12. Januar 2020, 20:57 Uhr

Gießen 46ers Rackelos mit Galavorstellung

12. Januar 2020, 20:57 Uhr

Einen spätestens ab dem dritten Viertel ungefährdeten 94:62 (46:34)-Sieg durften die Gießen 46ers Rackelos am Sonntagabend feiern. Gegen ersatzgeschwächte Baunacher kannte das Spiel über weite Strecken nur eine Richtung.

In der Fanforschung ist umstritten, ab wann im Basketballsport der sogenannte Entspannungseffekt einsetzt.
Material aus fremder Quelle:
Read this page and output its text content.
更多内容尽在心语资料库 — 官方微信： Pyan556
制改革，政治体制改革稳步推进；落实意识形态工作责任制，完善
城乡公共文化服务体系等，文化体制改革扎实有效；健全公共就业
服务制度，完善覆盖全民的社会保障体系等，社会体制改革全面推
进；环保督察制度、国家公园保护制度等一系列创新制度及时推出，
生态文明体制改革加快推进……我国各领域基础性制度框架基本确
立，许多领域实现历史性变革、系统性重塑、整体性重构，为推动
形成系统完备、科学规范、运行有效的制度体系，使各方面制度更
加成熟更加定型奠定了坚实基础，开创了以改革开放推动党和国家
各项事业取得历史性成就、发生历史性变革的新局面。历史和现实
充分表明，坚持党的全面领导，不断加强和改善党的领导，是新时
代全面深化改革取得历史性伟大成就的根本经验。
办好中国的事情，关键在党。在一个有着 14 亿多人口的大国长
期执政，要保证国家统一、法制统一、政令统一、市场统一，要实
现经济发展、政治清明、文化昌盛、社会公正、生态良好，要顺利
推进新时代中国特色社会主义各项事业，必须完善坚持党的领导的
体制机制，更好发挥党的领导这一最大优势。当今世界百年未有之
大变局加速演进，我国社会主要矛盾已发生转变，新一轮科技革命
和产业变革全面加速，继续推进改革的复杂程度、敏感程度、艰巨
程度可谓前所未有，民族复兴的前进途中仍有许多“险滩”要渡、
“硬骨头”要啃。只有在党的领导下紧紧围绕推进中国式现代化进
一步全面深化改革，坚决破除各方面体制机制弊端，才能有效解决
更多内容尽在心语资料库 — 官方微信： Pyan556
Während man diesen Modus bei Fußballfans in etwa bei einer Führung von zwei Toren verorten kann, ist es im rasanten Basketballsport komplizierter. Auch höhere Rückstände können egalisiert werden, völlige Sicherheit herrscht, wenn überhaupt, erst ganz am Ende. Am 15. Spieltag der dritten Liga erlebten 250 Fans in der Osthalle eine Ausnahme von dieser Regel. Gegen dezimierte Young Pikes aus Baunach dominierte man nach Belieben. Das Trainergespann um Rolf Scholz und Lutz Mandler konnte es sich so leisten, bereits früh die zweite Garde aufs Feld zu schicken. So kam es, dass Kapitän Johannes Lischka eine Partie der besonderen Art ablieferte. Im noch umkämpften Anfangsviertel hielt der Routinier sein Team mit starken 14 Punkten in Front. Bis zur Halbzeit wuchs die Punkteausbeute bis auf 20 Zähler an.
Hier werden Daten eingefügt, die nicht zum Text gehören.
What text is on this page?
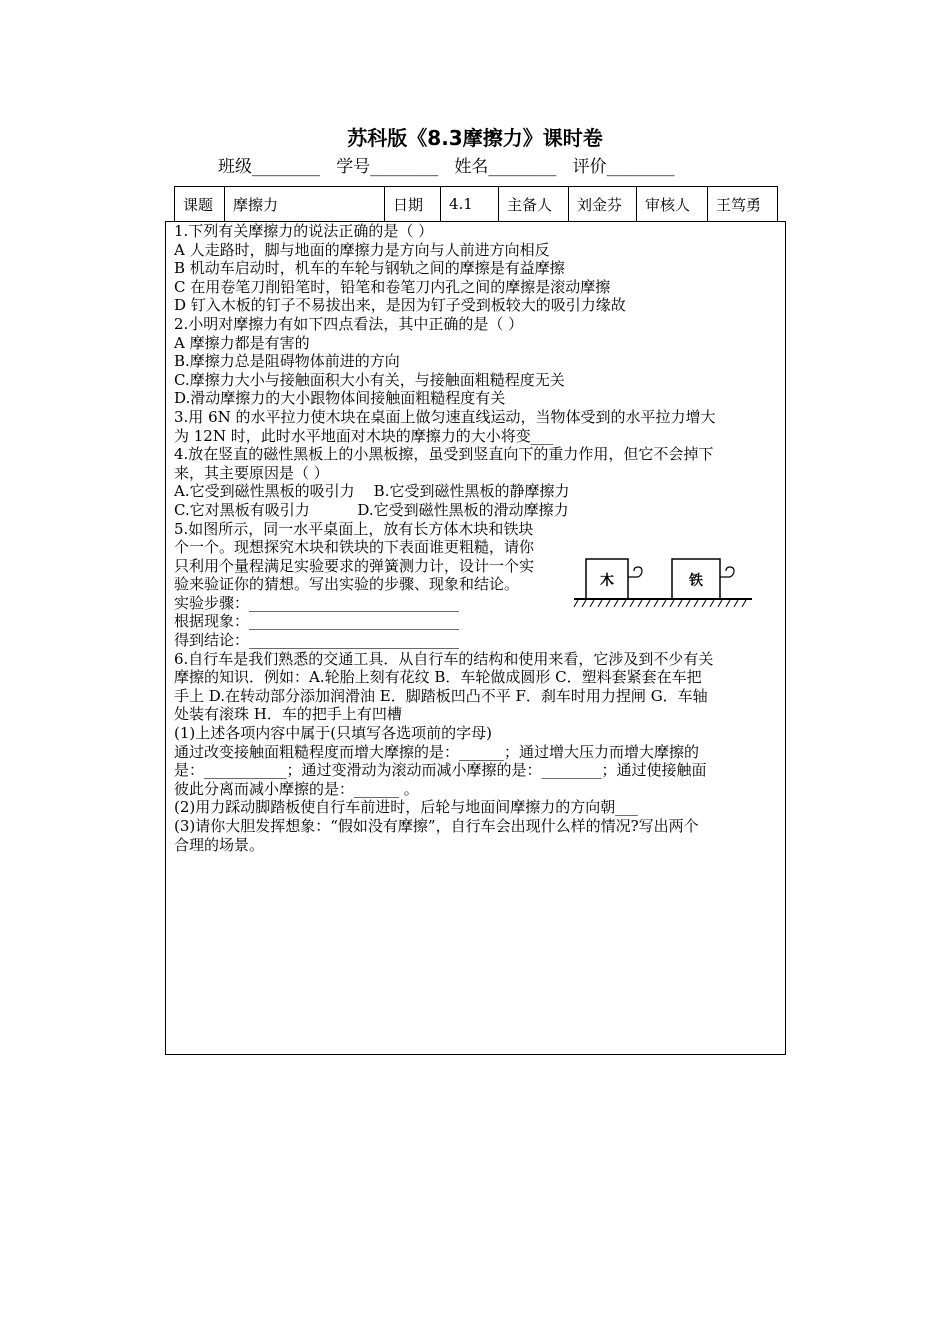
苏科版《8.3摩擦力》课时卷
班级________   学号________   姓名________   评价________
课题	摩擦力	日期	4.1	主备人	刘金芬	审核人	王笃勇

1.下列有关摩擦力的说法正确的是（ ）

A 人走路时，脚与地面的摩擦力是方向与人前进方向相反

B 机动车启动时，机车的车轮与钢轨之间的摩擦是有益摩擦

C 在用卷笔刀削铅笔时，铅笔和卷笔刀内孔之间的摩擦是滚动摩擦

D 钉入木板的钉子不易拔出来，是因为钉子受到板较大的吸引力缘故

2.小明对摩擦力有如下四点看法，其中正确的是（ ）

A 摩擦力都是有害的

B.摩擦力总是阻碍物体前进的方向

C.摩擦力大小与接触面积大小有关，与接触面粗糙程度无关

D.滑动摩擦力的大小跟物体间接触面粗糙程度有关

3.用 6N 的水平拉力使木块在桌面上做匀速直线运动，当物体受到的水平拉力增大

为 12N 时，此时水平地面对木块的摩擦力的大小将变___

4.放在竖直的磁性黑板上的小黑板擦，虽受到竖直向下的重力作用，但它不会掉下

来，其主要原因是（ ）

A.它受到磁性黑板的吸引力    B.它受到磁性黑板的静摩擦力

C.它对黑板有吸引力          D.它受到磁性黑板的滑动摩擦力

5.如图所示，同一水平桌面上，放有长方体木块和铁块

个一个。现想探究木块和铁块的下表面谁更粗糙，请你

只利用个量程满足实验要求的弹簧测力计，设计一个实

验来验证你的猜想。写出实验的步骤、现象和结论。

实验步骤：____________________________

根据现象：____________________________

得到结论：____________________________

6.自行车是我们熟悉的交通工具．从自行车的结构和使用来看，它涉及到不少有关

摩擦的知识．例如：A.轮胎上刻有花纹 B．车轮做成圆形 C．塑料套紧套在车把

手上 D.在转动部分添加润滑油 E．脚踏板凹凸不平 F．刹车时用力捏闸 G．车轴

处装有滚珠 H．车的把手上有凹槽

(1)上述各项内容中属于(只填写各选项前的字母)

通过改变接触面粗糙程度而增大摩擦的是：______；通过增大压力而增大摩擦的

是：___________；通过变滑动为滚动而减小摩擦的是：________；通过使接触面

彼此分离而减小摩擦的是：______ 。

(2)用力踩动脚踏板使自行车前进时，后轮与地面间摩擦力的方向朝___

(3)请你大胆发挥想象：“假如没有摩擦”，自行车会出现什么样的情况?写出两个

合理的场景。

木	铁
Kurz nach dem Seitenwechsel netzte Lischka einen Dreier, wurde bald darauf ausgewechselt - und durfte sich so über eine Quote aus dem Feld von 100 Prozent freuen.

»An Tagen wie heute kommt es nicht darauf an, wer wie viele Punkte gemacht hat«, erklärt David Amaize richtigerweise nach dem Spiel. »Mit so einem Ergebnis kann man nie rechnen«, kommentiert Coach Mandler die Verletztenmisere seines Gegners. Akteure wie Brandon Tischler oder Leon Bulic mussten aussetzen. Insgesamt hatte Coach Mario Dugandzic ohne fünf Stammspieler auszukommen.
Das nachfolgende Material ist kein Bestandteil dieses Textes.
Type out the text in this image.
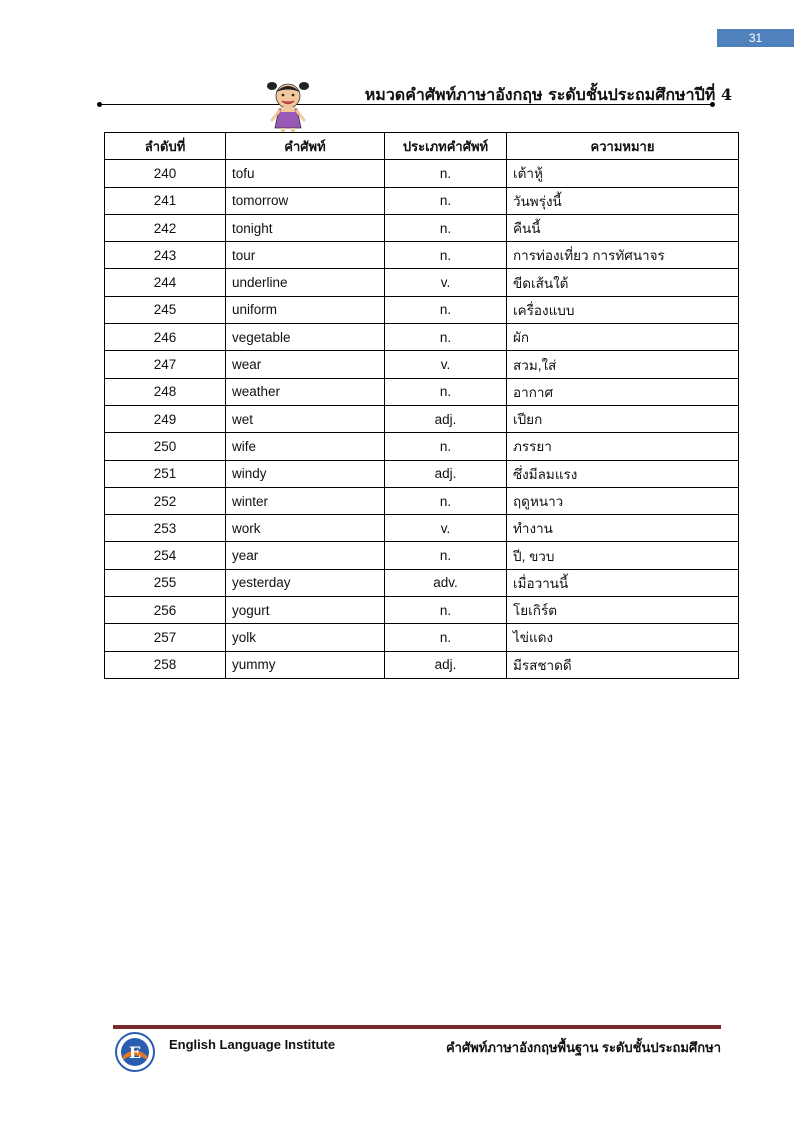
31
หมวดคำศัพท์ภาษาอังกฤษ ระดับชั้นประถมศึกษาปีที่ 4
ลำดับที่	คำศัพท์	ประเภทคำศัพท์	ความหมาย
240	tofu	n.	เต้าหู้
241	tomorrow	n.	วันพรุ่งนี้
242	tonight	n.	คืนนี้
243	tour	n.	การท่องเที่ยว การทัศนาจร
244	underline	v.	ขีดเส้นใต้
245	uniform	n.	เครื่องแบบ
246	vegetable	n.	ผัก
247	wear	v.	สวม,ใส่
248	weather	n.	อากาศ
249	wet	adj.	เปียก
250	wife	n.	ภรรยา
251	windy	adj.	ซึ่งมีลมแรง
252	winter	n.	ฤดูหนาว
253	work	v.	ทำงาน
254	year	n.	ปี, ขวบ
255	yesterday	adv.	เมื่อวานนี้
256	yogurt	n.	โยเกิร์ต
257	yolk	n.	ไข่แดง
258	yummy	adj.	มีรสชาดดี
E English Language Institute	คำศัพท์ภาษาอังกฤษพื้นฐาน ระดับชั้นประถมศึกษา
»Ich kann mich erinnern, dass wir mal in Rhöndorf mit sechs Spielern gewonnen haben«, unterstreicht Mandler, dass der Sieg trotz der Ausgangssituation gerade in dieser Höhe keine Selbstverständlichkeit war. Vor allem war er nicht ganz unwichtig: Im Kampf um das Heimrecht in den Playoffs war es sogar ein Big Win. Gegen Baunach sind die Rackelos damit ohne Niederlage und ziehen in der Tabelle am Bamberger Farmteam vorbei. In den nächsten Wochen rechnet Scholz mit mehreren Gegnern »auf Augenhöhe«. »Die Tropics aus Oberhaching werden schwer«, mahnt Mandler mit Blick auf das nächste Match am Samstag.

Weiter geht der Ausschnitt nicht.